Çok ama çok kıymetli büyüğüm. Hani derdin ya:”Büyükler adil olmalıdır. Ben hepinize eşitim. Kimsenin hakkını yemem ve yedirmem.” Bizleri sana emanet olarak veren hâkimler hâkimi, bizlere yapılan yanlış ve haksızlıkların hesabını da sana soracaktır. Bile bile emanetine ihanet ettiriyorlar.
Hakkımı aldılar. Çaldılar. Hülle yaptılar. Yalancı şahit buldular ve beni haksız çıkardılar. Terazinin ayarını bozdular. Tartar gibi yaptılar da hakkımı kendilerine yazdılar. Yıllarca samimice çalışıp çabalayarak emek verdiğim her şeyimi elimden aldılar. Hatta çaldılar. Hırsız bunlar hırsız. Sana boyun büküp dürüst kardeş göründüklerine kanmayın. Öyle rol yapıyorlar ki; şeytanı bile aldatır bunlar. Nerde öğrendiler bilemiyorum ama hak yemede profesyonelleşmişler. Ben baş edemedim. Çarem kalmadı. Çare sendin ama sana da anlatamadım.

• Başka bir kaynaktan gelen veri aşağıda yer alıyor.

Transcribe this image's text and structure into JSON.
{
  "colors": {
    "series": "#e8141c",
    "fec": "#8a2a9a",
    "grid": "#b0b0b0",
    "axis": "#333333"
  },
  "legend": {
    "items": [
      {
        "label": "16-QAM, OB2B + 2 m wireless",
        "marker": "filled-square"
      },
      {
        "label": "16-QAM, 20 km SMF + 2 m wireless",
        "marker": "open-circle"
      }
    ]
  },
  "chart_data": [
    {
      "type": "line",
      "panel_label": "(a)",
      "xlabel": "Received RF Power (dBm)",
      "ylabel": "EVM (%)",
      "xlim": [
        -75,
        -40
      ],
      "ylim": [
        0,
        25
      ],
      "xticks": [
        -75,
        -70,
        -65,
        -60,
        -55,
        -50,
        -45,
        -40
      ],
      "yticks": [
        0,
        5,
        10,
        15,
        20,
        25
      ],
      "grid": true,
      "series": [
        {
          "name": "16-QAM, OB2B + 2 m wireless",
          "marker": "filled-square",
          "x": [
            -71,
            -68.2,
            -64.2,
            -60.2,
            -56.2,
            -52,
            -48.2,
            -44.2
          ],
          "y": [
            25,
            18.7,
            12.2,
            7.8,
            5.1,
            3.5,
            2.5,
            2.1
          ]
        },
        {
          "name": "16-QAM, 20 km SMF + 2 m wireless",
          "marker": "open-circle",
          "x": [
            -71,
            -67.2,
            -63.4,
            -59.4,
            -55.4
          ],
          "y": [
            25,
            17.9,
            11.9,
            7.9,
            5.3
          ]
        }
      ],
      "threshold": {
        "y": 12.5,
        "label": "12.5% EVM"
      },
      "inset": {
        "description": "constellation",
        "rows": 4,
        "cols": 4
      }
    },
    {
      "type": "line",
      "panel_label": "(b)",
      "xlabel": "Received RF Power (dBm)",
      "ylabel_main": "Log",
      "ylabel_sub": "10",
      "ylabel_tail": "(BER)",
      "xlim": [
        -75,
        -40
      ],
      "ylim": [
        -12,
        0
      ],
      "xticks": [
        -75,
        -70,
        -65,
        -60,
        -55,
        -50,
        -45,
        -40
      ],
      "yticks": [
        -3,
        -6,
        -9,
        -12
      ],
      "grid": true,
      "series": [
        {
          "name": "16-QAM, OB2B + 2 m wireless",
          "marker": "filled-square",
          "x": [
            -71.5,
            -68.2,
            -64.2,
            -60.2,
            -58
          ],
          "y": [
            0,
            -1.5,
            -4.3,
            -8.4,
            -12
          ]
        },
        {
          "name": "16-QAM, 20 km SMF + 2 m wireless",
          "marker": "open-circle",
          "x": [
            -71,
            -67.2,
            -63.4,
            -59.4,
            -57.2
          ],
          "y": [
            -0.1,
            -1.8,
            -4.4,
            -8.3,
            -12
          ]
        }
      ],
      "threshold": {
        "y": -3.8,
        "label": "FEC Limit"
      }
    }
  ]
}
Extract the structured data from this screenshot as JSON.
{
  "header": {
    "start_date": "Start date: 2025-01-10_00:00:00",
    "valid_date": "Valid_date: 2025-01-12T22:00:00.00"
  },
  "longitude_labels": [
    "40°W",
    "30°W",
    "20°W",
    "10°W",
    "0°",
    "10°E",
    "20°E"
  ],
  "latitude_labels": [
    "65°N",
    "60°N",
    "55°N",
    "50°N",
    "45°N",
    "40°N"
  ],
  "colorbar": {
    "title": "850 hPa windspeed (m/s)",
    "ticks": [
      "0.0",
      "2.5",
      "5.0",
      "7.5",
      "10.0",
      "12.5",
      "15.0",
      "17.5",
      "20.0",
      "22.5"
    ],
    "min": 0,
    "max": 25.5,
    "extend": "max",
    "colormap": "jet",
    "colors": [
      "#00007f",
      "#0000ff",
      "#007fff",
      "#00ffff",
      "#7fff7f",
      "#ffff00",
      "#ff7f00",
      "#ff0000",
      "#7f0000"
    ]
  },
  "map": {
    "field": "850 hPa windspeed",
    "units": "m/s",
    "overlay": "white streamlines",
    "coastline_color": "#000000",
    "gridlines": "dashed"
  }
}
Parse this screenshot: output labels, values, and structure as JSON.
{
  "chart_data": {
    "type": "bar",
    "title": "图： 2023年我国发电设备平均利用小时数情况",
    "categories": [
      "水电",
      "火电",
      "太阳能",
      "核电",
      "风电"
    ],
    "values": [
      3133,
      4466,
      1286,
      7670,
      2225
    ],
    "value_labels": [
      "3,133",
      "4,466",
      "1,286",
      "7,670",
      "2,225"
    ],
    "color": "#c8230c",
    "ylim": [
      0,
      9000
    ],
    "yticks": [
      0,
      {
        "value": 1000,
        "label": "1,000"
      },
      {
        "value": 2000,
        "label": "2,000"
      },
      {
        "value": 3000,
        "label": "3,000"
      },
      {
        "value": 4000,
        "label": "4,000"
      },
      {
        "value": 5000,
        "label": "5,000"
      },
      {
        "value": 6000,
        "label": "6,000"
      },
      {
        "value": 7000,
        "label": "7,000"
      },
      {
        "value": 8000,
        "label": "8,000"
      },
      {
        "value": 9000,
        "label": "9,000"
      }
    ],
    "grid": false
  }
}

İçim yandı. Kolay değil yılların birikimini hak etmeyen birine haksız yere kaptırmak. Ben adaletine güveniyordum. Onu da hallettiler ki,”ben bir şey yapamam” dedi adalet efendi. Çocuklarım öfkelerinden kızarıyorlar. Ne olduğunu onlara da anlatamıyorum. Komşularım:”Bir şey yapmışsındır” diyorlar. Ben herkes böyle oldu “diyorum.”olmaz” diyorlar. “Büyüktür o böyle haksızlık yapmaz.”Onlara da anlatamıyorum.
Nefesim kesiliyor. Boğazım düğümleniyor. Yutkunamıyorum. Ağlayamıyorum da. Sanki içim yarılıyor. Keşke diyorum “Üvey olsaydım. Üzülmezdim. Kaderim derdim. Onu da diyemiyorum. Bu mektup, umudum. Yine de umudumu kesmiyorum. Zaten mahkemeler mahkemesine dava açtım. Dileğim, mahkemeye kalmadan hakkımı verirsen kusurun azalır. En azından adiller adili baş hâkim her yarattığının hakkını verecektir.